1991-1992 - head of commercial and marketing department, Republic staff of student divisions. Head of commercial and marketing department, Employment service of youth and students.

1993-1997 - sales manager, joint venture "TEYKOF", Minsk.

1997-2000 - general director, the closed joint-stock company "Trade house Bel-Babaevskoe".

2000-2004 - deputy of the House of Representatives of Belarus, vice-chairman of budget, finance and tax politic committee. From May 2003 floor leader of the opposition parliament group Republiс.

== Political activity ==
He was running for president in the 2001 presidential elections of Belarus. In summer 2004 he took part in the hunger strike of the “Respublika” deputies (Vladimir Parfenovich, Siarheyi Skrabets and general Valeriy Frolov), who demanded democratization of the Electoral Code.

He has been the chairman of the central organizing committee of Belarusian Social Democratic Party (Freedom) since 2009.

A criminal case was opened against Skrebets on suspicion of organizing a criminal group. He was detained in May, 2005. The prosecutor's office brought a criminal case against the former deputy under two articles of the Criminal Code: article 13 part 1 (preparation to a crime). 1 (preparation to a crime) and Art 431 part 2 (preparation to bribery). On September 13, 2005 the former deputy was charged with one more crime - illegal participation in entrepreneurial activity. In protest against the charges, Skrebets held four hunger strikes, one of which lasted 40 days. All of the charges practically fell apart as a result of court hearings.

In December 2005 the Central Election Commission registered an initiative group for collecting signatures for the nomination of Sergey Skrabets as a presidential candidate. It was headed by the politician's brother Aliaksandr Skrabets. At that time Skrebets himself was in the investigative isolator of Minsk City Executive Committee #1. In total Skrebets collected 101,618 signatures. (as of January 26, 2006) At the end of January 2006 he withdrew his candidacy in favor of another candidate - ex-rector of Belarusian State University Alexander Kazulin.

On February 14, 2006, Siarhei Skrabets was sentenced to two and a half years of jail. An amnesty was applied to Siarhei Skrebets, in connection with which his sentence was reduced by a year. He was released on November 15, 2006 after a year and a half of imprisonment. During his imprisonment, Sergei Skrebets lost 30 kilos of weight.

In February 2007 he announced his intention to create a new youth democratic movement and to hold a constituent conference of a new opposition youth movement named after Kastus Kalinouski.

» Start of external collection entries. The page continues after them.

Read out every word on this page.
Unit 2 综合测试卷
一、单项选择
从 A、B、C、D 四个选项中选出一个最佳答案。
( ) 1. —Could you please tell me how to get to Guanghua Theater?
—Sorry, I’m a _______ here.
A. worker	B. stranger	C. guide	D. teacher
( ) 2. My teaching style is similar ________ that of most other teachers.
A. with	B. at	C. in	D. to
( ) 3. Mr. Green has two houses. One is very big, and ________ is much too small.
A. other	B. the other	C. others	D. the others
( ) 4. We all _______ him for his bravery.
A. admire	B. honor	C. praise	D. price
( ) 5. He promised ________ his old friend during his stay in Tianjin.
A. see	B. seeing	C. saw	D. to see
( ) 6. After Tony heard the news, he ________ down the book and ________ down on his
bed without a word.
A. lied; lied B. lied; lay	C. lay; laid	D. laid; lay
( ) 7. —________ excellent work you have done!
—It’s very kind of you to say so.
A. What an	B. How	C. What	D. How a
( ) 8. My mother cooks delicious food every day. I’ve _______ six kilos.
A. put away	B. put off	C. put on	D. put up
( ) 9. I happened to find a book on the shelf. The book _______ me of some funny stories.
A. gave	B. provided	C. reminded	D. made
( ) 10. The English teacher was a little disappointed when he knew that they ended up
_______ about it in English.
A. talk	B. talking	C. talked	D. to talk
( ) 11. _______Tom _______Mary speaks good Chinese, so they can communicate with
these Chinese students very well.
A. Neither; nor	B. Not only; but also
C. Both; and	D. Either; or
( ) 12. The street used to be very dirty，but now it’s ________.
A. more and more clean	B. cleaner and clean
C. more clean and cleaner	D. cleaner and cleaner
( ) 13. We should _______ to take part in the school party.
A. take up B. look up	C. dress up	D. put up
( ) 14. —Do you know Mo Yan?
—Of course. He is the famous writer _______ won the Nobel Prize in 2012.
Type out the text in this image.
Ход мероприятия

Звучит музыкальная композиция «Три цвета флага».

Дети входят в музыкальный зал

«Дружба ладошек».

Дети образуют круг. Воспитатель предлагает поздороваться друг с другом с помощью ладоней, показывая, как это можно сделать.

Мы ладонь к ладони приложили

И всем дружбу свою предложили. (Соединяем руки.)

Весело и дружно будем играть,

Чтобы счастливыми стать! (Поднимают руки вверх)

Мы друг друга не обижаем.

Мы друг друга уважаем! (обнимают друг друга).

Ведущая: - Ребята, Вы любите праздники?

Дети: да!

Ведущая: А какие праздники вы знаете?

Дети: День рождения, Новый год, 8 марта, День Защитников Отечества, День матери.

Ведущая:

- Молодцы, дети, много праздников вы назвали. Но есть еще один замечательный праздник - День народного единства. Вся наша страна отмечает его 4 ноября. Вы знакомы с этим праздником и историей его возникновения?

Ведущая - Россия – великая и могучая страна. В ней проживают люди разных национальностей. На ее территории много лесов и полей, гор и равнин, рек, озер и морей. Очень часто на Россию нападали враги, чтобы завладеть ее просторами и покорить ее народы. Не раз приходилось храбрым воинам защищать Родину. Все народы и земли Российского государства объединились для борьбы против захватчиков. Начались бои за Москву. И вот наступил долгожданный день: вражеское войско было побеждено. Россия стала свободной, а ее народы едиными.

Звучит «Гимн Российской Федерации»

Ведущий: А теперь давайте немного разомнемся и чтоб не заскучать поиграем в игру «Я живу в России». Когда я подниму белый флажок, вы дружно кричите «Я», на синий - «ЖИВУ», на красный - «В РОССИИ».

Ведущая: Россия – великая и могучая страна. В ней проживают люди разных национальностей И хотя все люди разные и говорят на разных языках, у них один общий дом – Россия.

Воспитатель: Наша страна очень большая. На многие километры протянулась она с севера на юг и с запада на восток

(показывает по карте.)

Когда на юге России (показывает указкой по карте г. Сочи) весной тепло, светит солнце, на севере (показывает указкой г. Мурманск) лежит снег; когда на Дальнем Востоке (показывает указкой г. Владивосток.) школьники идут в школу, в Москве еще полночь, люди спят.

On April 15, 2007, at the sixth report-election convention of the Belarusian Social Democratic Gromada, he was elected to the Central Council and the Executive Committee of the Party of Belarusian Social Democratic Gromada headed by Stanislav Shushkevich.

In August 2007, he headed the Minsk city organization of the Belarusian Social Democratic Gromada.

Since July 2008, he was elected First Deputy Chairman of the Belarusian Social Democratic Gromada.

Since March 2009, he has been the Chairman of the Central Organizing Committee of Belarusian Social Democratic Party "Liberty".

From March 2010 to February 28, 2016 he was General Secretary of Belarusian Social Democratic Party (Narodnaya Gromada)

Tried to run as a presidential candidate in the 2020 presidential election, but later withdrew his candidacy.

==Awards==
Winner of the "Charter'97" National Human Rights Defense Award in the category "For Personal Courage in Defense of Human Rights," 2005.
Winner of the 2019 František Alechnovič Prize established by the Belarusian PEN Center and the Belarusian editorial board Радыё Свабода for his book The Price of Freedom, 2019.